I tried to get up on to my elbows, and bent my leg in a vain effort to cover the thing up with my thigh, but Upright was already standing over me with the sword hanging by his side and one foot poised over my chest. His narrow mouth twitched with amusement while he watched my struggles, and then, without a word, he casually planted his heel on my sternum and forced me down again.
‘Shield,’ he said quietly, gesturing with his sword as the air erupted from my lungs.
His companion, following the direction in which the weapon was pointing, stepped around his chief and stooped to pick up my son’s knife. When I had taken my tumble it had fallen out of my breechcloth.
‘A knife.’ Shield took it in his free hand and inspected it, sniffing at it as delicately as a well-bred girl smelling popcorn flowers. ‘It’s metal! What is it – copper?’
I said nothing, although the pressure on my chest increased.
‘Covered in blood! I think we may have our man.’
Upright’s heel was threatening to drive my lowest rib into my liver. I gasped and arched my back involuntarily, my head snapping up to bring my eyes into line with the knife. Its point was aimed at my head as directly as an accuser’s stare.
I tried to cry out in protest but it was impossible to draw breath. With every gasp I took, the foot jabbed me harder. My head swam and my vision began to blur.
Faintly, as i
f from a long way off, I heard Shield’s voice saying: ‘You ought to take your foot off his chest now, boss, he’s about to pass out.’
‘Why don’t you wake him up, then.’
Even if I had understood what Upright meant I would have been too weak to do anything about it. At first all I knew was that the pressure on my chest had gone. My lungs filled themselves with a great spasmodic whoop followed by a fit of explosive, racking coughs that left me doubled over. The next I thing I knew, I was falling. Shield had taken his superior’s suggestion as an order to pitch me over the side of the bridge.
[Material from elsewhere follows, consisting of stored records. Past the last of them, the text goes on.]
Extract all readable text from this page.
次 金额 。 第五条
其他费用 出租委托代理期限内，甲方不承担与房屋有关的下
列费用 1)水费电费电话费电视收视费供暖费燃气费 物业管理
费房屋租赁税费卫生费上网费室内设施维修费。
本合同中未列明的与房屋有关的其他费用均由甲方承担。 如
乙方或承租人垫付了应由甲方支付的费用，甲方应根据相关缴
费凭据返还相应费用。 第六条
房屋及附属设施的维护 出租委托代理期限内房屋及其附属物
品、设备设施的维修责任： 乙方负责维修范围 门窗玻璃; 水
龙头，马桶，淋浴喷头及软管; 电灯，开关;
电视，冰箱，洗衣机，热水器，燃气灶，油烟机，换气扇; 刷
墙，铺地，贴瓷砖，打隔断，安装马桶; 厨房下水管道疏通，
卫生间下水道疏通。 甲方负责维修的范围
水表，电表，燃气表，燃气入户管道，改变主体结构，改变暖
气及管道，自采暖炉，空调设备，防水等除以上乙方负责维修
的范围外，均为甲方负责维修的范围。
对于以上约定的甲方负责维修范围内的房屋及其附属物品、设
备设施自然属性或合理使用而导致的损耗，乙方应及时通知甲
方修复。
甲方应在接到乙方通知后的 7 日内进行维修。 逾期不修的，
Hitting the surface of the canal was like falling flat on my face on to flagstones, except that it gave way immediately and then I was enveloped by icy water. My shout of pain and surprise turned into a silent explosion of bubbles. Water filled my already tormented chest. I was swallowing the stuff and coughing and retching at the same time, while my arms made frantic, futile swimming motions. I tried to lash out with my heels, but could not move my legs. Something held them fast by the ankles.
An instant after that my head was in the air too, with water streaming out of my nose and mouth and my body thrashing and twisting like an animal in a snare. My feet were caught but my hands were free. My fingers curled spasmodically as I tried to grab something, anything, to stop my wild, sickening gyrations and let me start trying to work out which way was up, but there was nothing within reach.
‘Right, he’s awake,’ Shield rasped. ‘What now, another ducking?’
I made a feeble noise in response. Hearing the deputy’s voice, I began to realize what had happened. He was holding me upside down, with my head just over the water’s surface, and my hair dangling in it, its saturated weight tugging at my scalp.
I willed myself to stop struggling. Slowly the twisting and turning began to slow down. The pain in my stomach and chest began to subside and the choking and heaving ceased.